Politics

The NHS is 30,000 nurses short—where's the government panic?

New vacancy figures lay bare the scale of the problem faced by the health service

August 02, 2017
Photo: Lynne Cameron/PA Wire/PA Images
Photo: Lynne Cameron/PA Wire/PA Images

Poor workforce planning has long been the Achilles heel of the NHS in England. The UK spends close to the European average on health, at almost 10 per cent of GDP, but we have fewer doctors and nurses per head of population than comparable countries.

Over recent years the number of doctors working in the NHS has increased rapidly. There were 20 per cent more full time equivalent consultants in the NHS in 2016 than in 2010. But the number of nurses has not kept pace—increasing by just 1 per cent over the same six years. When you factor in population growth, this does not bode well for the future of the health service. When you factor in Brexit, the picture looks even more grave.

While money worries have dogged the NHS in recent years, staff shortages are fast overtaking money as the main concern of NHS leaders (though of course the two are linked). Last week saw the publication of data suggesting a significant increase in the number of vacancies across the NHS. The vital signs for the NHS workforce are not good and nurse staffing in particular looks to be flashing for urgent and significant attention.

The NHS is short of around 30,000 nurses, and 49 per cent of NHS nurses say they don’t think there are enough staff for them to do their job properly. This matters for individual patient care but also the overall efficiency of the NHS. The Health Foundation’s research found a clear association between consultant productivity and nurse numbers. It’s an obvious point but health care is delivered by a team. Rapidly increasing doctor numbers without ensuring that there is a full complement of the whole patient care team is a classic, if depressing, example of defeat snatched from the jaws of victory.

Around one in 10 nursing posts was vacant in 2016—double the number in 2012. Based on current training plans and trends in staff leaving the service, the NHS will still be short of 16,000 nurses in 2021.

In the past, England has relied on international recruitment as a “get out of jail free card” to avoid the consequences of these workforce policy failures. But the outlook for international recruitment means that the government may have run out of cards. Nurse workforce shortages are not a uniquely British phenomenon—the global demand for nurses is rising but the supply of trained nurses is struggling to keep up. Still, our problems look particularly acute.

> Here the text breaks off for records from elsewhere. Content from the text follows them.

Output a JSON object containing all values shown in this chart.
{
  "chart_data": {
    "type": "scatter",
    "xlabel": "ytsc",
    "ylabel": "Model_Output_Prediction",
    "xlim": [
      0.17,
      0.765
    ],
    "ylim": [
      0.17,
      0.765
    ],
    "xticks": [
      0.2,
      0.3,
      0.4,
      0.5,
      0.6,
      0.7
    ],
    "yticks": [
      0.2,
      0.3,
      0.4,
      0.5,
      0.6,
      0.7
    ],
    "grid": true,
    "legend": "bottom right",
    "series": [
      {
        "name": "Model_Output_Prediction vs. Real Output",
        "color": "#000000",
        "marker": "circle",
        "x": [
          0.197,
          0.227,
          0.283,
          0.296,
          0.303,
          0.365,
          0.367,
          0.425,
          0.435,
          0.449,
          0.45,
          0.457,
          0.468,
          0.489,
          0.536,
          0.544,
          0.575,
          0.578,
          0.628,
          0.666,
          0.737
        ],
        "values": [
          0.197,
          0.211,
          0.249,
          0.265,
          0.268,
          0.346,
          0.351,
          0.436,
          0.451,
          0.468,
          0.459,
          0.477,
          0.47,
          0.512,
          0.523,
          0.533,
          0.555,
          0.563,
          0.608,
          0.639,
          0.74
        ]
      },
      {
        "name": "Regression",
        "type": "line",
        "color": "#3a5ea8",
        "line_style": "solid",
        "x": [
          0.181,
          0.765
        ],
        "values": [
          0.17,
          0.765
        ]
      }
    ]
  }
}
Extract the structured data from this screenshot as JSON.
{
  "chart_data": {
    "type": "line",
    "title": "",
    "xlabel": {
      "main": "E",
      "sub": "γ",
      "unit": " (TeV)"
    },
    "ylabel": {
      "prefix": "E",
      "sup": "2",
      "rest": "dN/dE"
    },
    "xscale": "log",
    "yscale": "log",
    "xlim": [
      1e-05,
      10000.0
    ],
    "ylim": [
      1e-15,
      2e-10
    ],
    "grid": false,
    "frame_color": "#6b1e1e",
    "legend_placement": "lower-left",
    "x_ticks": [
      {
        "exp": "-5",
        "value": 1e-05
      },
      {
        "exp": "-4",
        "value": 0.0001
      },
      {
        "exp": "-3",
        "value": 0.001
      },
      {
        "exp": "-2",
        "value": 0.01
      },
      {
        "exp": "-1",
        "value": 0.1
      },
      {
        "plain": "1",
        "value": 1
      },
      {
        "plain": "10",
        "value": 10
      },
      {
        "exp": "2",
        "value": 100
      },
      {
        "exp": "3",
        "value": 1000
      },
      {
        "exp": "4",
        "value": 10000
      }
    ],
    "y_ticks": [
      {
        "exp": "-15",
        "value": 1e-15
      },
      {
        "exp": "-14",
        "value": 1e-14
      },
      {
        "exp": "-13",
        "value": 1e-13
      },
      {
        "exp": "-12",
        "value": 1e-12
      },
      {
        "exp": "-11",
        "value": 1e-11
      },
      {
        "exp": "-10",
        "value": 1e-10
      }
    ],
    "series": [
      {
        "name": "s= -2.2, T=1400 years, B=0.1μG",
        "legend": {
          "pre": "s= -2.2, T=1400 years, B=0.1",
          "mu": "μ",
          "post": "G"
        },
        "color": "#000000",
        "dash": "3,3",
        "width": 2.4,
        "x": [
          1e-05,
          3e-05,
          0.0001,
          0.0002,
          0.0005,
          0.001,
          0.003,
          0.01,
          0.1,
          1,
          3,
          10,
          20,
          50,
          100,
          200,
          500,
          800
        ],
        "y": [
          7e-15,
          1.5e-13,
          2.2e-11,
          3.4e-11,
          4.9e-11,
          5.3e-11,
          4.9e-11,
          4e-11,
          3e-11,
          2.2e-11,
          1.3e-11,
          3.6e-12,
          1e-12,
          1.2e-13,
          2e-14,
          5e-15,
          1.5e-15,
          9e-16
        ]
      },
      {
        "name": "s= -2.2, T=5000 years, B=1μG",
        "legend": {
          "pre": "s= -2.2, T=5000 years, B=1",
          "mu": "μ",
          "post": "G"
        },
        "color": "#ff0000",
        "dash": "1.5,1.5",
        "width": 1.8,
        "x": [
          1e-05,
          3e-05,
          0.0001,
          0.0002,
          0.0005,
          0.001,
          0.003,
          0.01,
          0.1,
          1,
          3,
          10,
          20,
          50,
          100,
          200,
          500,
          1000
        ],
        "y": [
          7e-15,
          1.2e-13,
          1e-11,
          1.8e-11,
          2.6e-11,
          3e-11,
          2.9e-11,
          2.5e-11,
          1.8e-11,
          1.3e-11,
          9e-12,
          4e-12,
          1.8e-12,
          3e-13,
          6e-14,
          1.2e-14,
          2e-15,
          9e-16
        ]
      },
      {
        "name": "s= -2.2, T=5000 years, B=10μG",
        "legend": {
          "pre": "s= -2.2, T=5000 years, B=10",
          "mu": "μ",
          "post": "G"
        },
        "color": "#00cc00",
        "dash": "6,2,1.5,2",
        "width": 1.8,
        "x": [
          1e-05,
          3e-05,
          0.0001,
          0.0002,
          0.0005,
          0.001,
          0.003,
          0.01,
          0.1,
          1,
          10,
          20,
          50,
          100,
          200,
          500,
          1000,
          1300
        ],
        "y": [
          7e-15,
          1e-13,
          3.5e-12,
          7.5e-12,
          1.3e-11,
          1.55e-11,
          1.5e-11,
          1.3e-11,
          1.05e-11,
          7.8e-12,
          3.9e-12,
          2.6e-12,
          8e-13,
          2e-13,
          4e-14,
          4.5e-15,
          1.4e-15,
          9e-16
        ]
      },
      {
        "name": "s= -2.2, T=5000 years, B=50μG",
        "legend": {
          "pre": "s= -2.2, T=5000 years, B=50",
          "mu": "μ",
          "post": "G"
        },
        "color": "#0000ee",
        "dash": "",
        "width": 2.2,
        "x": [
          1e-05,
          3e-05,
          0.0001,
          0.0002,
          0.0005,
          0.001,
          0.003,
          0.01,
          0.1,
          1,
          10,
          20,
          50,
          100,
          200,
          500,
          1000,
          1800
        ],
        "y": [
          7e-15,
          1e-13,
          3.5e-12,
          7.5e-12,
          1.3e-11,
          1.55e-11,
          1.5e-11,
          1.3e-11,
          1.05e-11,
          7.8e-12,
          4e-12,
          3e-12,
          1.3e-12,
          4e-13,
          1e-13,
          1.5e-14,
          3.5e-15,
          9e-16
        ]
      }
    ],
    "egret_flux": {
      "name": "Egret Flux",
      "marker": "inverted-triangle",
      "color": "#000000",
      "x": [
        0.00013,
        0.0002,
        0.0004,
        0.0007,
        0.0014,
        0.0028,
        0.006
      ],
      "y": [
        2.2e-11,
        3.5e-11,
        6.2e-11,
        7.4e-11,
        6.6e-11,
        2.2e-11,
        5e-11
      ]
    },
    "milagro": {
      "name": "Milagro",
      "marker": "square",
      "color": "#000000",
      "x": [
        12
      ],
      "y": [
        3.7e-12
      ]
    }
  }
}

"The NHS will still be short of 16,000 nurses in 2021"
In England alone, 22,000 NHS nurses come from the EU—that’s around 7 per cent of the workforce.  Since the EU referendum many are leaving and the number arriving has plummeted. Brexit didn’t create the NHS staffing crisis but it risks making a difficult situation much worse. Figures from the Nursing and Midwifery Council (NMC) show that just 46 EU nurses registered to be eligible to work in the UK this April, compared with an average of almost one thousand per month in the first half of 2016. This is not a gradual decline but rather a striking post-referendum drop.

One option to remedy this would be to continue international recruitment, but aim beyond the EU. Over recent months recruitment from non-EU countries has gone up but not nearly enough to compensate for the decline in EU staff.

Nursing in the UK has become relatively less attractive financially for overseas staff. Pay for a typical ward nurse has risen by less than inflation for seven years. The cost of living is increasing as inflation re-emerges in the UK and the sharp fall in the pound since the referendum means that the value of earning in the UK when sent abroad has fallen. For the same reasons, working abroad is increasingly more attractive for UK nurses.

The fundamental problem the government needs to address is that the UK trains far fewer nurses per head of population than comparable OECD countries. That will have to change. The system of funding nurse training has changed this year from training bursaries to the standard student loan scheme for university degrees. The aim of this policy is to expand nurse training places which have been capped, meaning that large numbers of applicants were turned away each year. The number of applicants has dropped by over a fifth but that still leaves more applicants than places. But whether it will lead to an expansion of places is uncertain, because the issue of how additional clinical placements—a core part of nurse training—are to be funded has yet to be resolved.

It is clear that to secure the NHS the government needs to make nursing workforce issues a priority. To do that it needs a proper workforce strategy that addresses training, pay, career structures, recruitment and retention together. And importantly, this strategy needs to be supported by specific funding.